US Research Center, Sony Electronics, Inc., San Jose, CA 95112, USA.
IEEE Trans Pattern Anal Mach Intell. 2011 Mar;33(3):514-30. doi: 10.1109/TPAMI.2010.117.
Object detection is challenging when the object class exhibits large within-class variations. In this work, we show that foreground-background classification (detection) and within-class classification of the foreground class (pose estimation) can be jointly learned in a multiplicative form of two kernel functions.

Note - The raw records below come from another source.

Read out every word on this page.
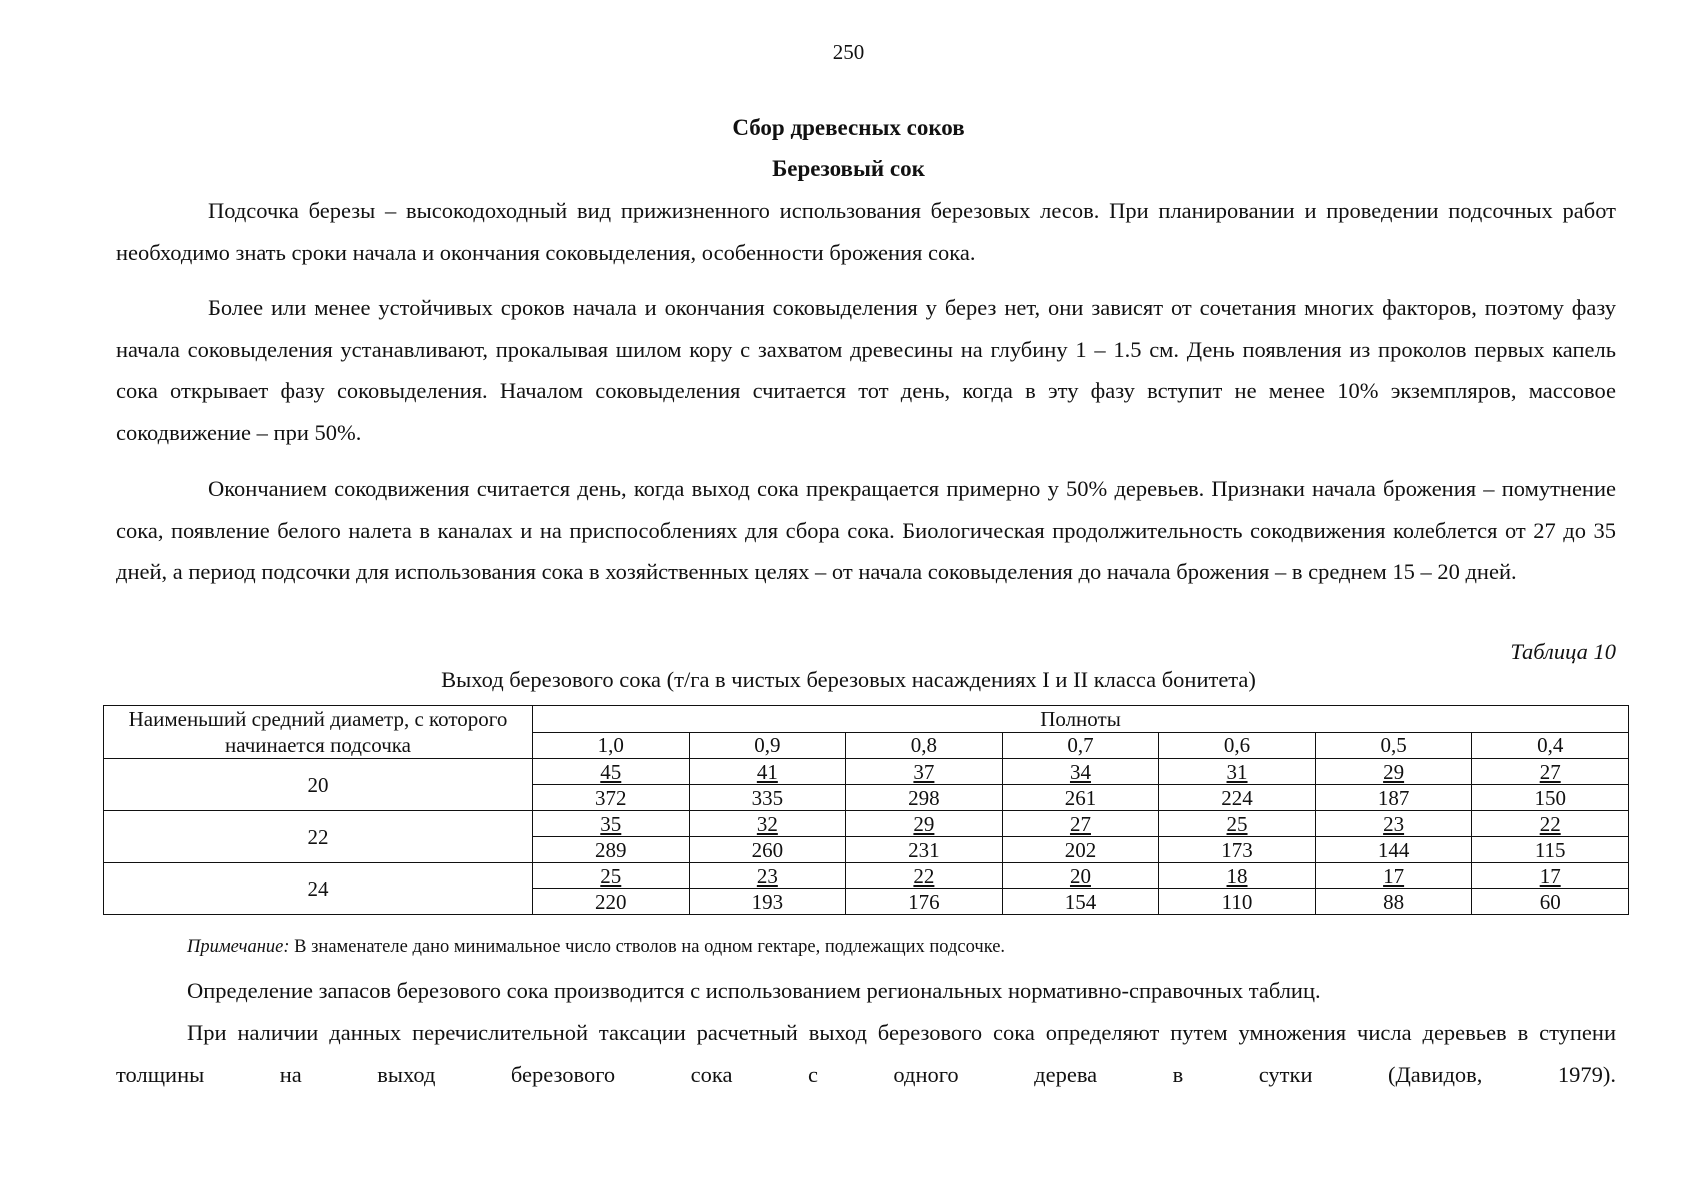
250
Сбор древесных соков
Березовый сок

Подсочка березы – высокодоходный вид прижизненного использования березовых лесов. При планировании и проведении подсочных работ необходимо знать сроки начала и окончания соковыделения, особенности брожения сока.

Более или менее устойчивых сроков начала и окончания соковыделения у берез нет, они зависят от сочетания многих факторов, поэтому фазу начала соковыделения устанавливают, прокалывая шилом кору с захватом древесины на глубину 1 – 1.5 см. День появления из проколов первых капель сока открывает фазу соковыделения. Началом соковыделения считается тот день, когда в эту фазу вступит не менее 10% экземпляров, массовое сокодвижение – при 50%.

Окончанием сокодвижения считается день, когда выход сока прекращается примерно у 50% деревьев. Признаки начала брожения – помутнение сока, появление белого налета в каналах и на приспособлениях для сбора сока. Биологическая продолжительность сокодвижения колеблется от 27 до 35 дней, а период подсочки для использования сока в хозяйственных целях – от начала соковыделения до начала брожения – в среднем 15 – 20 дней.

Таблица 10
Выход березового сока (т/га в чистых березовых насаждениях I и II класса бонитета)
Наименьший средний диаметр, с которого начинается подсочка	Полноты						
	1,0	0,9	0,8	0,7	0,6	0,5	0,4
20	45	41	37	34	31	29	27
	372	335	298	261	224	187	150
22	35	32	29	27	25	23	22
	289	260	231	202	173	144	115
24	25	23	22	20	18	17	17
	220	193	176	154	110	88	60
Примечание: В знаменателе дано минимальное число стволов на одном гектаре, подлежащих подсочке.

Определение запасов березового сока производится с использованием региональных нормативно-справочных таблиц.

При наличии данных перечислительной таксации расчетный выход березового сока определяют путем умножения числа деревьев в ступени толщины на выход березового сока с одного дерева в сутки (Давидов, 1979).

Model training is accomplished via standard SVM learning. When the foreground object masks are provided in training, the detectors can also produce object segmentations. A tracking-by-detection framework to recover foreground state in video sequences is also proposed with our model. The advantages of our method are demonstrated on tasks of object detection, view angle estimation, and tracking. Our approach compares favorably to existing methods on hand and vehicle detection tasks. Quantitative tracking results are given on sequences of moving vehicles and human faces.
当目标类表现出较大的类内变化时,目标检测具有挑战性。在这项工作中,我们表明,前景-背景分类(检测)和前景类的类内分类(姿势估计)可以以两个核函数的乘积形式联合学习。模型训练通过标准 SVM 学习完成。当在训练中提供前景对象遮罩时,检测器还可以生成对象分割。我们还提出了一种基于检测的跟踪框架,用于在视频序列中恢复前景状态。我们的方法在目标检测、视角估计和跟踪任务上的优势得到了验证。我们的方法在手和车辆检测任务上优于现有的方法。在移动车辆和人脸的序列上给出了定量跟踪结果。